Monday, November 07, 2005

The Big Day

Well, today's the big day. The day we just might finally get answers. (Actually, we won't get answers today...we'll get questions. But those questions will lead to the answers.)

My six-year-old son has struggled with certain aspects of learning language for years. We noticed it at three. He's since undergone hearing tests, vision tests, auditory tests, academic tests, and probably a few I'm forgetting. All have come back normal. But there's something not right. We know it. His Sunday School teachers know it.

You give him a simple instruction, such as, "Go put these clothes in the white dresser drawer," and he'll take the clothes on put them on the white book case. He also has struggled with just identifying his alphabet letters, despite having no trouble with math. At the same time, he is highly creative and quite intelligent.

So, what's the problem? According to all of the testing so far...nothing. And, in fact, were we not homeschooling him, he would very likely have been diagnosed with ADD, put on medication, and thrown into a special education program that never actually addresses the problem.

He doesn't have ADD, by the way. In fact, after a lot of research, my wife finally tracked down what we believe it is. And, in fact, it is what an experienced educator of 35 years has said, as well as a psychologist has suggested. So, it call comes down to today.

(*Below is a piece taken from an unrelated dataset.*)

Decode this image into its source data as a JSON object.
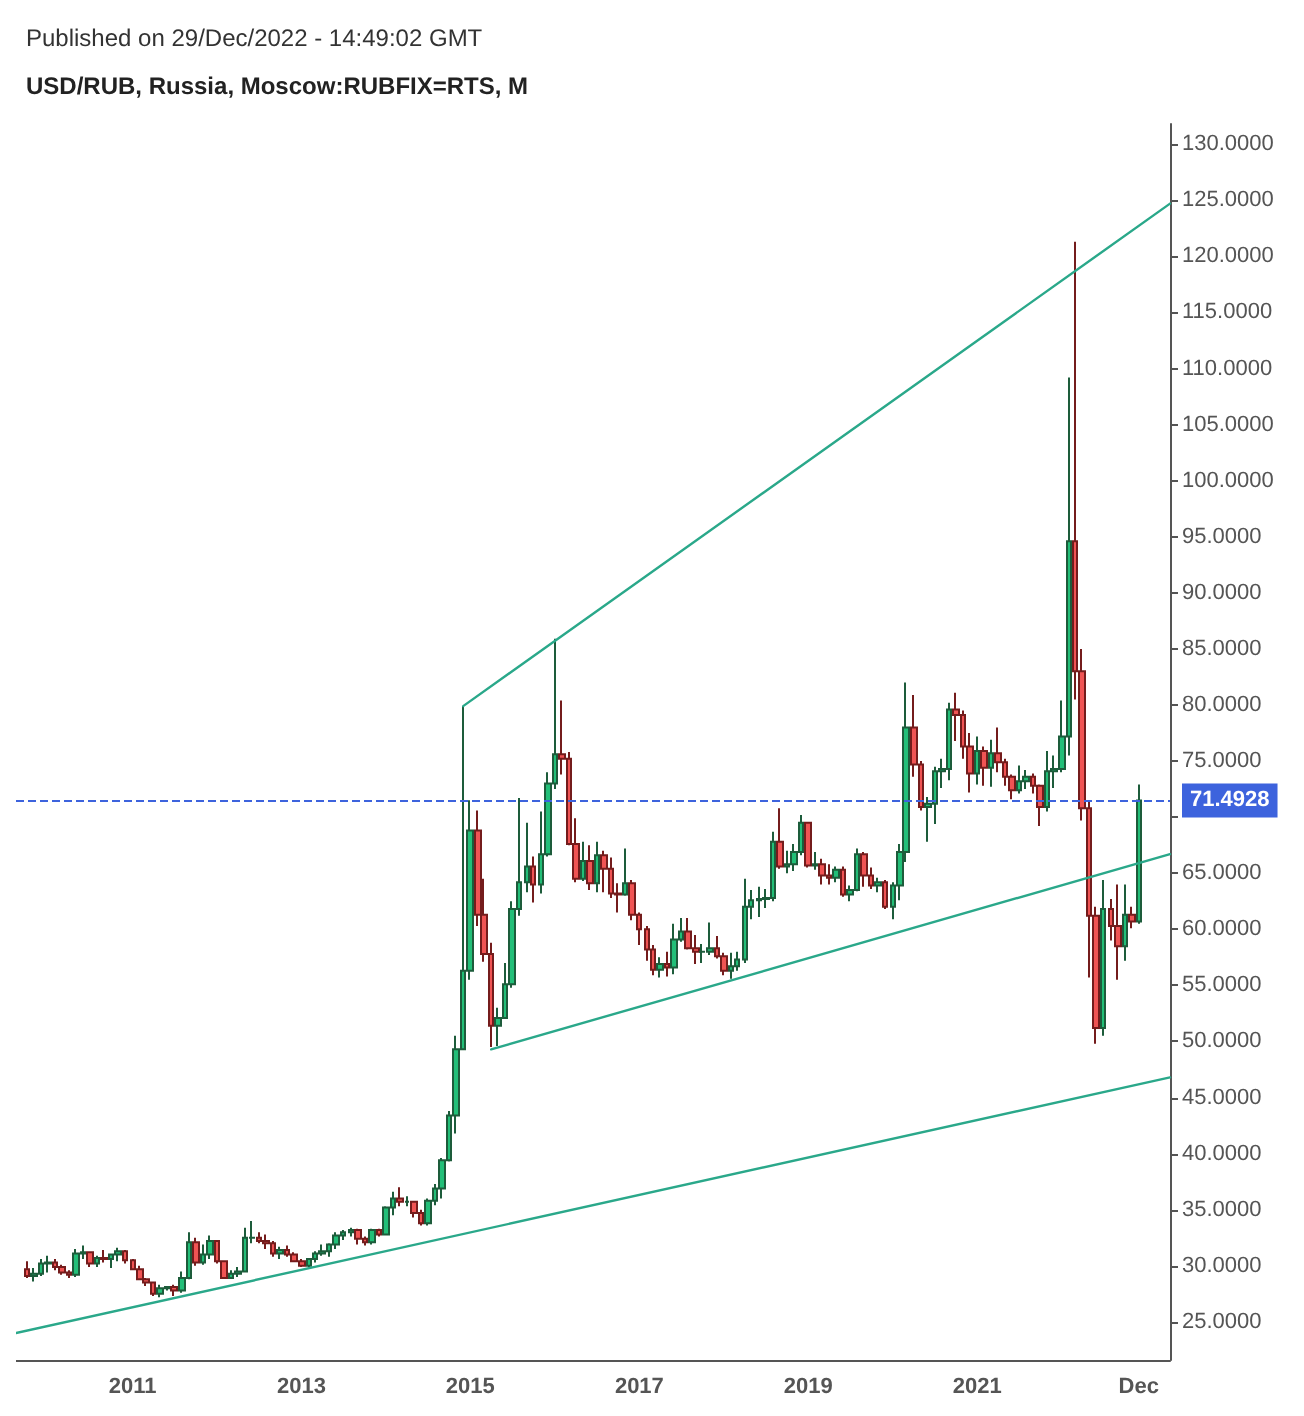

As I type this, my son is undergoing yet another series of tests...but this time, with the person who has the expertise to diagnose him properly. It gives us hope that we'll finally have answers, and then finally have a plan to help him overcome it. Hopefully, in a week or so, I'll be able to tell you all that he has Central Auditory Processing Disorder...a problem that is frequently misdiagnosed as ADD, which results in the completely wrong treatment.

This whole experience just reaffirms how important it is for parents to be advocates for your own child. We've been told over and over that he is fine. But we have known better. If the medical doctors and teachers don't know how to label the problem, it doesn't exist. But had we accepted that, I'm afraid for what would become of my son. Frustrated, perhaps depressed, with a poor self-esteem.

As it is he doesn't like to try new things because he's afraid of failure. He sees the success of his older brother, who by the same age, had no difficulty reading. He struggles with playing games he doesn't know because he doesn't understand how to play them...though, once he learns how, he typically excels.

I'm reminded of a quote that Dr. Phil makes on his show. You can't fix a problem until you're willing to address it. And the only ones who are willing to address my son's problem are my wife and myself.

3 comments:

Kate said...

The doctor who originally started the business that grew into the corporation I work for (one of the most intelligent, most forward-thinking men I know) loved the internet for just this reason: patients and their advocates can do their own research. It's very tough for a doctor to diagnose certain diseases and problems (especially when the brain is involved). There are just too many possibilities, and often something that seemed too inconsequential to the patient to mention is actually something that would be crucial for the doctor to know.
On the other hand, a patient (or parent) researching on their own can find things that match all the symptoms, even the ones they didn't think of at the doctor's office. And never discount the power of just knowing when something "feels" like the right thing. This doctor I worked for loved the empowerment it gave the patients, to be able to come to the doctor with a list of things to be ruled out. I'm not sure all doctors appreciate this (I did say he was forward-thinking!), and I'm sure it was very time consuming for you. I'm cynical enough to say your health care provider probably wouldn't consider it "cost effective" to do all that searching when they would have been happy with the ADD label.
I hope this works out well for your son. It's a blessing you are homeschooling him; you already know his teacher is going to be very understanding of this whole process!

RyanBruner said...

Well, as a follow up...the first half of the testing was completed, and already they know my son as something caused "crossed dominance", which can be quite problematic is learning...but there is treatment for that. There is still another couple hours of testing on Friday before we find out the official word on any processing disorder.

Kate said...

Hours of testing over multiple days sounds really stressful for a six-year-old. I hope he's holding up OK. I suppose the people administering the tests are used to dealing with children and are good at putting them at ease (I hope!). Best wishes for Friday's testing. Tell your son he's in my thoughts.